As usual, the internet engineers who gave us this problem will help to find
the solution. They will figure out how to show the complex, multidimensional
state of an online meeting at one glance. They will figure out how to tag
emails to allow the speaker to signify that he is speaking on behalf of a
larger group. They will build diagnostics to help us figure out when and
what to pay attention to online. They will build feedback loops (e.g.,
firefly) and editorial assessments (e.g., slashdot) that promote the most
important and valuable comments in our multi-tracked public discussions to
the top of the list. They will, perhaps, figure out how to project
asynchronous online discussions into a real time meeting -- and vice versa.
They will map Robert's Rules of Order to the screen, completely transforming
it in the process.

But the ultimate solution to the disappearance of the real time/real space
public deliberative body, as threatened by the parallel processing of the
Net, may be found not in technology but in redefining the roles we play
online to create a new form of public meeting. Now, when a Senator "takes
the floor," it is easy to tell that a public act is about to occur. We
attend to the committee meetings shown on CSpan because, even if a back room
deal explains the result, the public discussions shows us how those playing
public roles choose to articulate a persuasive rationale, and explain away
dissent. In short, we need more online meetings in which the relevant
agency, committee or board of directors is required to deliberate in public,
in a forum that others can download and watch.

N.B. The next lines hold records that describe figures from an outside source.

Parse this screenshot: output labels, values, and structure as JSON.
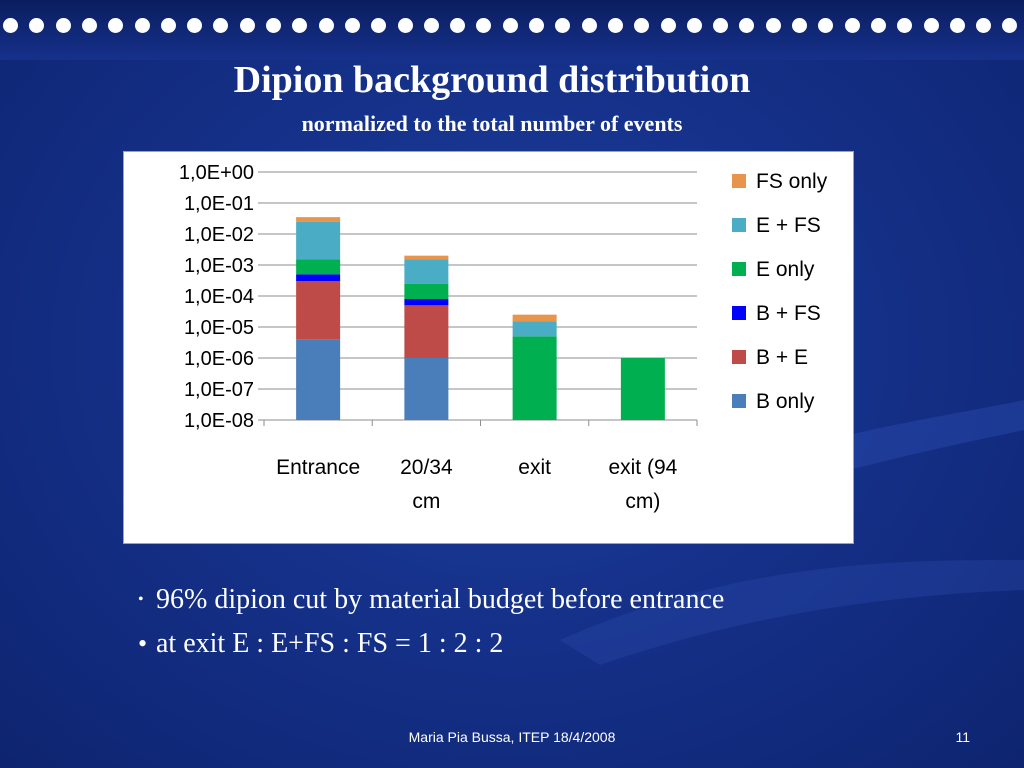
{
  "slide": {
    "title": "Dipion background distribution",
    "subtitle": "normalized to the total number of events",
    "bullets": [
      "96% dipion cut by material budget before entrance",
      "at exit E : E+FS : FS = 1 : 2 : 2"
    ],
    "footer": "Maria Pia Bussa,  ITEP 18/4/2008",
    "page_number": "11"
  },
  "chart_data": {
    "type": "bar",
    "stacked": true,
    "y_scale": "log",
    "ylim": [
      1e-08,
      1
    ],
    "y_ticks": [
      "1,0E+00",
      "1,0E-01",
      "1,0E-02",
      "1,0E-03",
      "1,0E-04",
      "1,0E-05",
      "1,0E-06",
      "1,0E-07",
      "1,0E-08"
    ],
    "categories": [
      "Entrance",
      "20/34 cm",
      "exit",
      "exit (94 cm)"
    ],
    "category_lines": [
      [
        "Entrance"
      ],
      [
        "20/34",
        "cm"
      ],
      [
        "exit"
      ],
      [
        "exit (94",
        "cm)"
      ]
    ],
    "legend_position": "right",
    "grid": true,
    "series": [
      {
        "name": "B only",
        "color": "#4a7ebb",
        "cumulative_top": [
          4e-06,
          1e-06,
          null,
          null
        ]
      },
      {
        "name": "B + E",
        "color": "#be4b48",
        "cumulative_top": [
          0.0003,
          5e-05,
          null,
          null
        ]
      },
      {
        "name": "B + FS",
        "color": "#0000ff",
        "cumulative_top": [
          0.0005,
          8e-05,
          null,
          null
        ]
      },
      {
        "name": "E only",
        "color": "#00b050",
        "cumulative_top": [
          0.0015,
          0.00025,
          5e-06,
          1e-06
        ]
      },
      {
        "name": "E + FS",
        "color": "#4bacc6",
        "cumulative_top": [
          0.025,
          0.0015,
          1.5e-05,
          null
        ]
      },
      {
        "name": "FS only",
        "color": "#e8944a",
        "cumulative_top": [
          0.035,
          0.002,
          2.5e-05,
          null
        ]
      }
    ]
  }
}
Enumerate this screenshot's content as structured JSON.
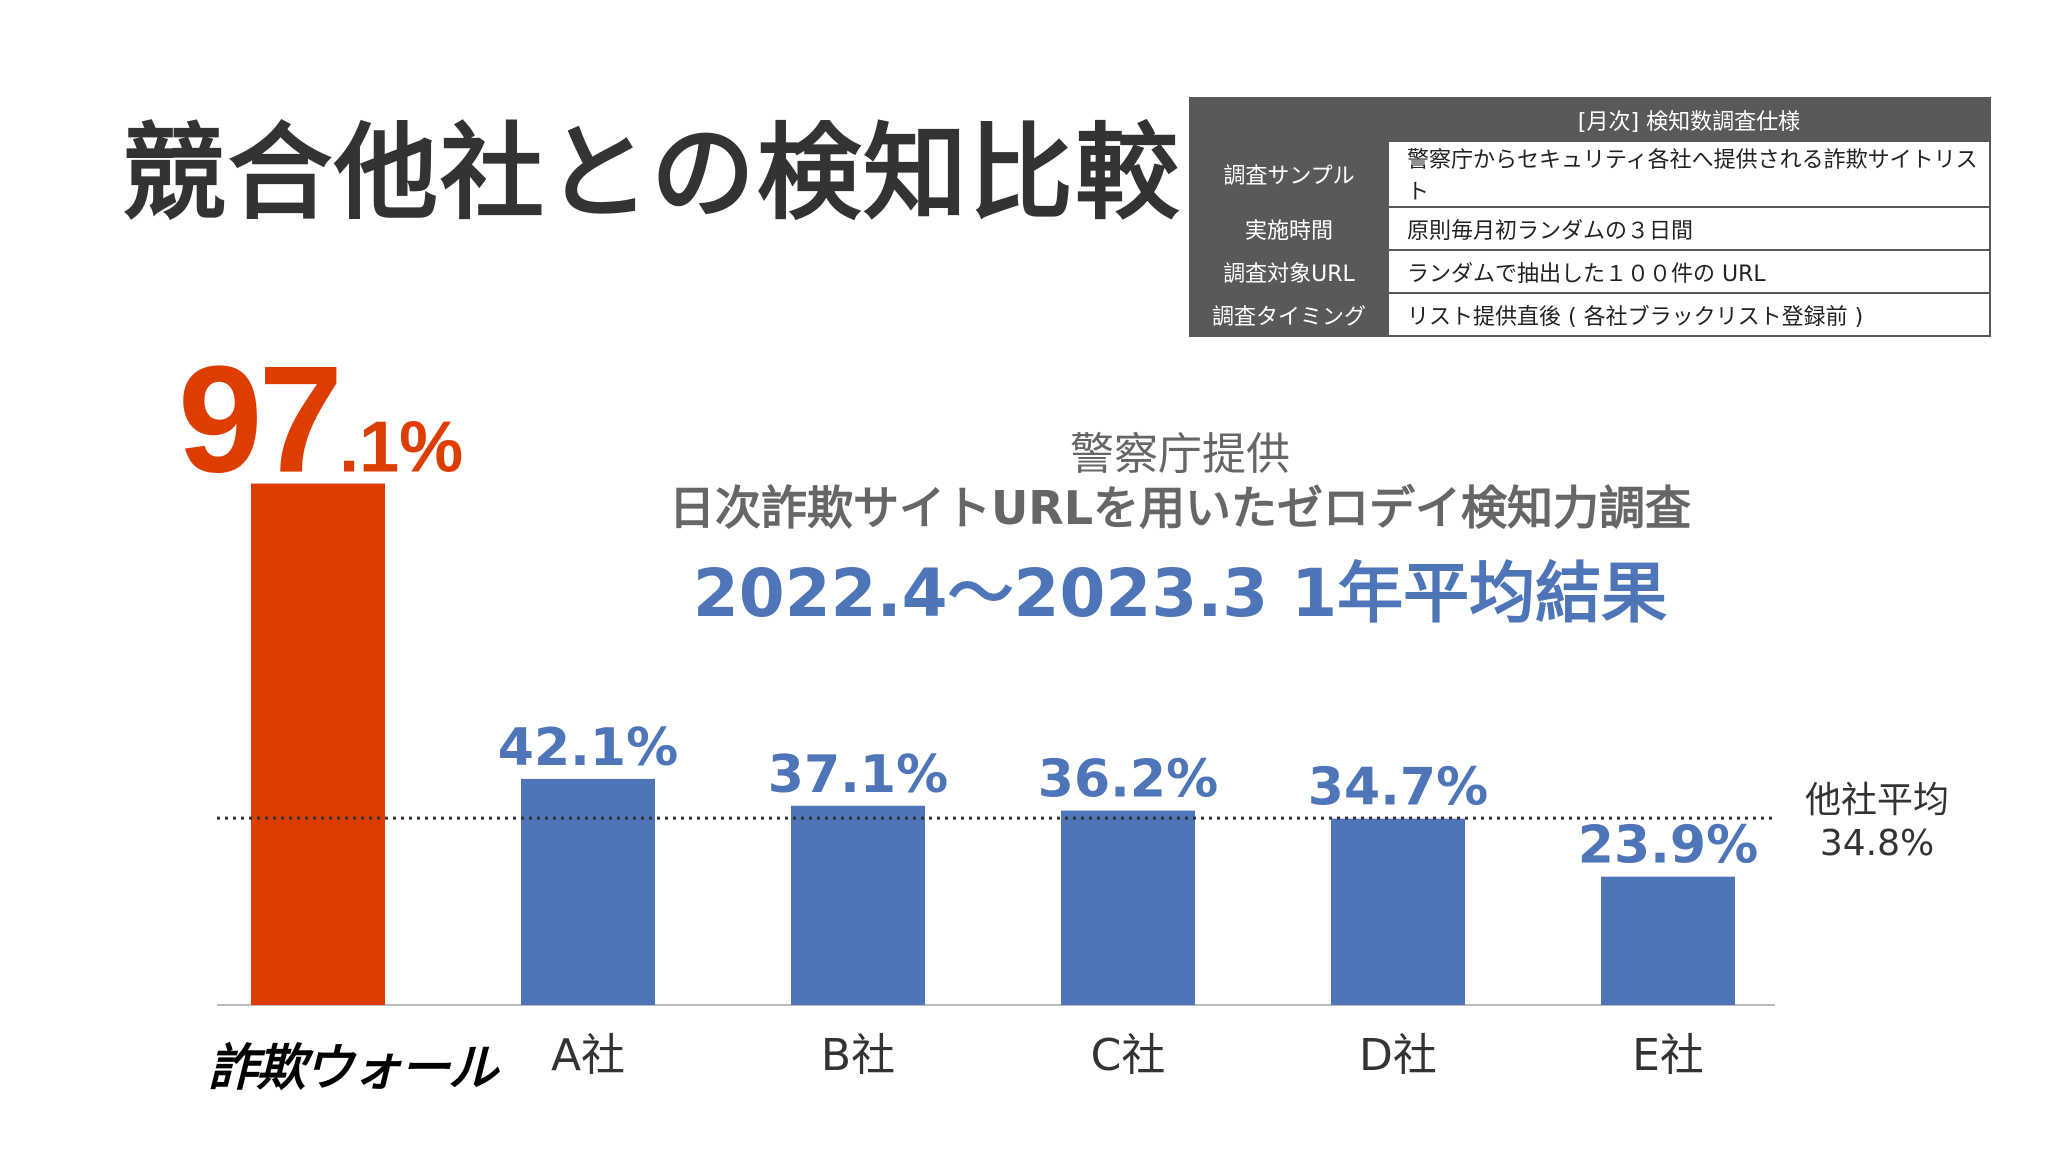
{
  "title": "競合他社との検知比較",
  "spec_table": {
    "header": "[月次] 検知数調査仕様",
    "rows": [
      {
        "label": "調査サンプル",
        "value": "警察庁からセキュリティ各社へ提供される詐欺サイトリスト"
      },
      {
        "label": "実施時間",
        "value": "原則毎月初ランダムの３日間"
      },
      {
        "label": "調査対象URL",
        "value": "ランダムで抽出した１００件の URL"
      },
      {
        "label": "調査タイミング",
        "value": "リスト提供直後 ( 各社ブラックリスト登録前 )"
      }
    ]
  },
  "subtitle_line1": "警察庁提供",
  "subtitle_line2": "日次詐欺サイトURLを用いたゼロデイ検知力調査",
  "period": "2022.4～2023.3   1年平均結果",
  "chart_data": {
    "type": "bar",
    "categories": [
      "詐欺ウォール",
      "A社",
      "B社",
      "C社",
      "D社",
      "E社"
    ],
    "values": [
      97.1,
      42.1,
      37.1,
      36.2,
      34.7,
      23.9
    ],
    "value_labels": [
      "97.1%",
      "42.1%",
      "37.1%",
      "36.2%",
      "34.7%",
      "23.9%"
    ],
    "ylim": [
      0,
      100
    ],
    "colors": {
      "highlight": "#de3d00",
      "others": "#4e75b8",
      "reference": "#333333"
    },
    "reference_line": {
      "value": 34.8,
      "label_line1": "他社平均",
      "label_line2": "34.8%"
    },
    "grid": false,
    "legend": "none"
  }
}
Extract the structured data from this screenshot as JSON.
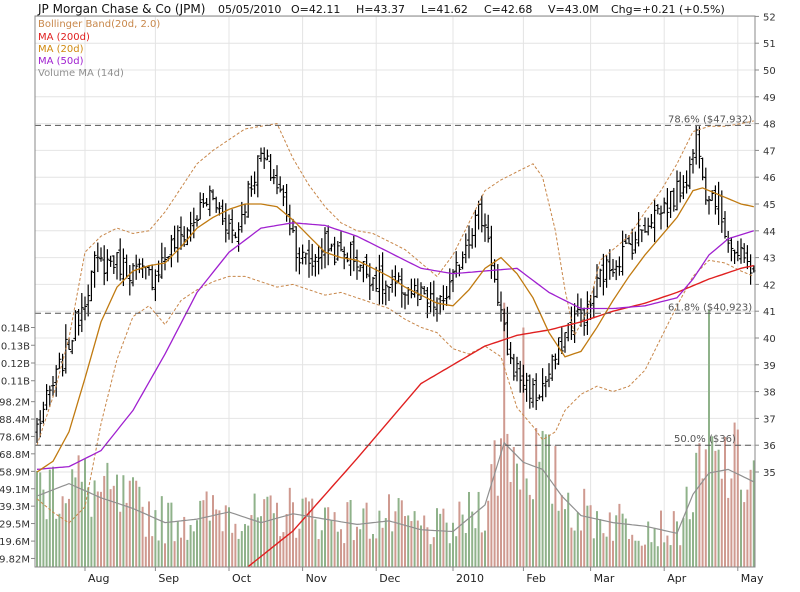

Judging by the first ICANN "open" meeting, available to a few in-person
observers and recorded in archive on the net, we need more practice to
figure out how to have a debate that is both public and meaningful, solemn
yet extemporaneous, creative but not chaotic, orderly but not scripted.
Because the meeting was held in real time, the ICANN Board did not have the
opportunity to reflect on their remarks. Because it was broadcast on the
net, they felt they had to say the "right" thing. One director said later
that it felt like "being in a play."

A play is just what we need, if it is the play of thoughtful dialogue across
an online discussion among relevant representatives seeking to define the
public good. But we can't live with a scripted dialogue performed in front
of a small audience. And we don't have to live with unexplored questions and
undelivered answers, with issues short-changed because of the constraints of
a real time meeting. We can build an appropriately global and attentive
audience for any authoritative conversation that takes its time to unfold
over time, the way all our best thoughts now do, online. We can have much
more than online voting, we can have collective dialogue, if we insist that
some electronic conversations are more important than others. We can
reinvent the agora, relaxing the time constraint but not letting go of the
idea that we need a collective conversation in which some purport to speak
for all, while all concerned have an opportunity and right to listen.